Sunday, May 22, 2011

Dracula's Birthday

I missed it. It was May 18. No, it was not the birthday of the real Dracula, Vlad Tepes, a 15th century Wallachian Prince and a knight of the order of Dracul. May 18 was the day, in 1887, that Bram Stoker published his magnum opus, "Dracula."

It is hard to overestimate the cultural importance of that novel. Interestingly, it was not a major seller upon its initial release. But over the years, the popularity of the story has grown exponentially. Indeed, at last count, over 227 movies and innumerable books had been created featuring Stoker's undead antagonist.

Stoker's background research for his novel was extensive and spanned several years. There was much material to draw upon, as vampire myths date back several millennia, with the first known reference appearing in the writings of Mesopotamia. Vampires of mythology fed on life essence, not necessarily blood. Nor was a stake through the heart the most common way of destroying the vampire. But Stoker's novel forever altered the mythology of vampires.

Likewise, Vlad Tepes was never associated with vampirism until Stoker's novel. Tepes was one of the most blood thirsty, sadistic people ever to walk this earth. He executed over 100,000 of his foes, most of them invading Turks captured in battle. Tepes favored method of execution was impalement. Tepes had his prisoners stripped and then had a long stake with a blunted point forced perhaps a foot into the anus of the prisoner. He then had the prisoner raised up and the stake planted firmly in the ground. This method of execution was designed to cause utmost agony over hours if not days as the individual, exposed to the elements, slowly slipped ever farther down the stake. And Tepes made entire forests of the people he impaled. Indeed, one of the most famous incidents occurred in 1462 when Turkish Sultan Mehmed II led an Islamic invasion force into Wallachia, only to turn back in horror after happening upon a scene of 20,000 impaled corpses outside Vlad's capital of Târgoviște.

It is not surprising that Stoker would choose Tepes as his vampire, given the prince's royal lineage, his utter blood thirstiness and his association with horror. That said, in Romania, Tepes is celebrated as major national hero for his stand against Islamic imperialism. At any rate, on 18 May, 126 years ago, Tepes was reanimated and a long deceased Wallachian prince became the most famous undead villain of our era, the vampire Dracula.


Paul_In_Houston said...

The novel is long, leisurely, and not for those with short attention spans. You have to be patient with it.

And yet, for all that, consider...

The main character (Dracula, of course) is actually offstage for much of it, but his presence is always felt.

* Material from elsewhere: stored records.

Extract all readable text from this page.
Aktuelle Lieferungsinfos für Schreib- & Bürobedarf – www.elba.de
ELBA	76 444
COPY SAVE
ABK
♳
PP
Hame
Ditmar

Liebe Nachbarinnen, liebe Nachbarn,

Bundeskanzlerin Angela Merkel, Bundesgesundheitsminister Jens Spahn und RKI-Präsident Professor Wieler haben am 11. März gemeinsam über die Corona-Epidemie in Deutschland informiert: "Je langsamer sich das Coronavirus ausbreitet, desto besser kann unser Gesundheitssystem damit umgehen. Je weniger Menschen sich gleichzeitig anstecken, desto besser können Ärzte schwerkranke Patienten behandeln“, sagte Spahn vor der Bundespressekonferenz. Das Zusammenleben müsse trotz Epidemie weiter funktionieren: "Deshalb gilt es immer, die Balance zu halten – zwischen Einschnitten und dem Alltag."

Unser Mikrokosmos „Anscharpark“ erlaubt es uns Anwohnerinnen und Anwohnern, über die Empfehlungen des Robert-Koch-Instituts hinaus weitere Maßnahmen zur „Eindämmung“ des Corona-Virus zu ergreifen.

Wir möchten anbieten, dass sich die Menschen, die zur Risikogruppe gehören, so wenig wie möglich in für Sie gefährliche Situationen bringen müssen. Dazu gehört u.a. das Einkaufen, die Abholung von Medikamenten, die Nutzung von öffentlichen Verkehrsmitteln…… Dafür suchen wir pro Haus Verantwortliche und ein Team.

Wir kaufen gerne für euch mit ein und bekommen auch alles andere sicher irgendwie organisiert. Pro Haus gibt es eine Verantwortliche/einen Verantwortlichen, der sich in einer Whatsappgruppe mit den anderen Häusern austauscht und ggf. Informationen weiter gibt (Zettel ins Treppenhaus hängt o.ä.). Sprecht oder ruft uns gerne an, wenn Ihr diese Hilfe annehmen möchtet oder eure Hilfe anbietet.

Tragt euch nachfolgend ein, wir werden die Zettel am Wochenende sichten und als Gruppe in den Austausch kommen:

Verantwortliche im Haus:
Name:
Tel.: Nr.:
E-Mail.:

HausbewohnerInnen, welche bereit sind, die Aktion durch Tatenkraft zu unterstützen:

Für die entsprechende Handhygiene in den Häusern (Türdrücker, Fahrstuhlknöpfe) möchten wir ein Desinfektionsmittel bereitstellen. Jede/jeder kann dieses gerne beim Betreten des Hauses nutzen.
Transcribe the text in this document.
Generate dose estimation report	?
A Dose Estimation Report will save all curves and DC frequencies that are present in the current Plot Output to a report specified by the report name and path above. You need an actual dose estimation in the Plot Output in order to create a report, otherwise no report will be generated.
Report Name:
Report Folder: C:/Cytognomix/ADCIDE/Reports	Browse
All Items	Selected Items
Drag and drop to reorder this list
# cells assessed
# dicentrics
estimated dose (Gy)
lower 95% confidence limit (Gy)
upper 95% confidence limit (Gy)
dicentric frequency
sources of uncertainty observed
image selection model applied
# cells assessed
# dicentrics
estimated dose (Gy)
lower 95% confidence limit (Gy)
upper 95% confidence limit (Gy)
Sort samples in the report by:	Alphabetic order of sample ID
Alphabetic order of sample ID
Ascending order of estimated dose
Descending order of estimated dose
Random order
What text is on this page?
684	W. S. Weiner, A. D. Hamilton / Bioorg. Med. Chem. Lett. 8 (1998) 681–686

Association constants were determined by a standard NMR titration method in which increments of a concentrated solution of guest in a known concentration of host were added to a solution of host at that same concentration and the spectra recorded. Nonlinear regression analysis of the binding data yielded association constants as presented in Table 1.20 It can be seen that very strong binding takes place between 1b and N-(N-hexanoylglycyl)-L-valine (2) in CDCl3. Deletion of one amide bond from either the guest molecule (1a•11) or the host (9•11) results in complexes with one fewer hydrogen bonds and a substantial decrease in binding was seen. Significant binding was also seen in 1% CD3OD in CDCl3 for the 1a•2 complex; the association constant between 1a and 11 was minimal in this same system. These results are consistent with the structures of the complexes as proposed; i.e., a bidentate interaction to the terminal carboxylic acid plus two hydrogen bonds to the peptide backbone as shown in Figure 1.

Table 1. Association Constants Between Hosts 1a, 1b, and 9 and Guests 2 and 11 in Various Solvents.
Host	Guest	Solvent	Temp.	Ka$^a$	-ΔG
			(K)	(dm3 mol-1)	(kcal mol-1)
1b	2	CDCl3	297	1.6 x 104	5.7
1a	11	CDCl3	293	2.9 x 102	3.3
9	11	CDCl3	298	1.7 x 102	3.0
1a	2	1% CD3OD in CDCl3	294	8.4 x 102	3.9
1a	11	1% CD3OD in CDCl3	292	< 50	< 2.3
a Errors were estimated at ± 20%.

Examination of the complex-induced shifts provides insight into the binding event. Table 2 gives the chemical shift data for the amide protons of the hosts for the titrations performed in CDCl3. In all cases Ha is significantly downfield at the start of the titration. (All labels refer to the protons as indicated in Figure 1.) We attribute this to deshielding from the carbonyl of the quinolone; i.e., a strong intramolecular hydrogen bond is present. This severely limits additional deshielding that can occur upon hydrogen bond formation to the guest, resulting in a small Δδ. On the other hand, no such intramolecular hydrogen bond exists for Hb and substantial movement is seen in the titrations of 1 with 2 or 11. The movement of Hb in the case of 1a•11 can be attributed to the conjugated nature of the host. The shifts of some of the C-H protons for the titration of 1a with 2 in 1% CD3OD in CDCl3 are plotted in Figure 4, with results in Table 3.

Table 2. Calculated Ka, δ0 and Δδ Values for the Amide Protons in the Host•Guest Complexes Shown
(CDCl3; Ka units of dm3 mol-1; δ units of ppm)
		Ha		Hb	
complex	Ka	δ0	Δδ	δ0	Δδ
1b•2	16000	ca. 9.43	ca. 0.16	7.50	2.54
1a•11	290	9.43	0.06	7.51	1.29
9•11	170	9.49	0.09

That's a difficult trick to pull off in a movie (the character of Sheriff "Buddy" Deeds, as played by Matthew McConnaughey in Lone Star (1995)) manages to pull it off.

To accomplish that, on the printed page; well, as a writer of blog posts who struggles (often in vain) to avoid being boring, I can only look upon Bram Stoker with envy. :-)

Paul_In_Houston said...

Checking the link in my comment above reveals that "Lone Star" came out in 1996, not 1995.

Any sane person would have just let it go, but a lifetime in engineering and IT have made a compulsive picture-straightener of me.

I just can't help it. :(

(Yes! I completely sympathize with Detective Adrian Monk.)

GW said...

Hmmm, I don't know about Deeds as I have never seen it. The closest parallel I can think of is my favorite epicurian, Hannibal Lechter in Red Dragon and Silence of the Lambs.

Paul_In_Houston said...

GW: I highly recommend finding and renting it.

Being a Texan, I'm naturally in favor of it, primarily because it nails Texas (especially West Texas) culture so well, showing real people instead of stereotypical cartoons.

And, who directed it? John Sayles, from Schenectady, New York!!!.

He did the screenplay for Piranha (1978), which was shot in San Marcos, Texas, and when the shoot was over, took a sabbatical by hitchhiking and doing part-time work down in the Rio Grande valley, absorbing a hell of a lot of the local culture, which he apparently remembered when he did Lone Star.

Thusly, this Yankee from New York has made one of the finest movies I've ever seen set in my state, and in which the locale is a vital part of the story.

Rent it. You wont be disappointed.

OBloodyHell said...

>>> He executed over 100,000 of his foes, most of them invading Muslims...

You misspelled that last word, I fixed it.

And to which I have to say, "...Sounds like a good start."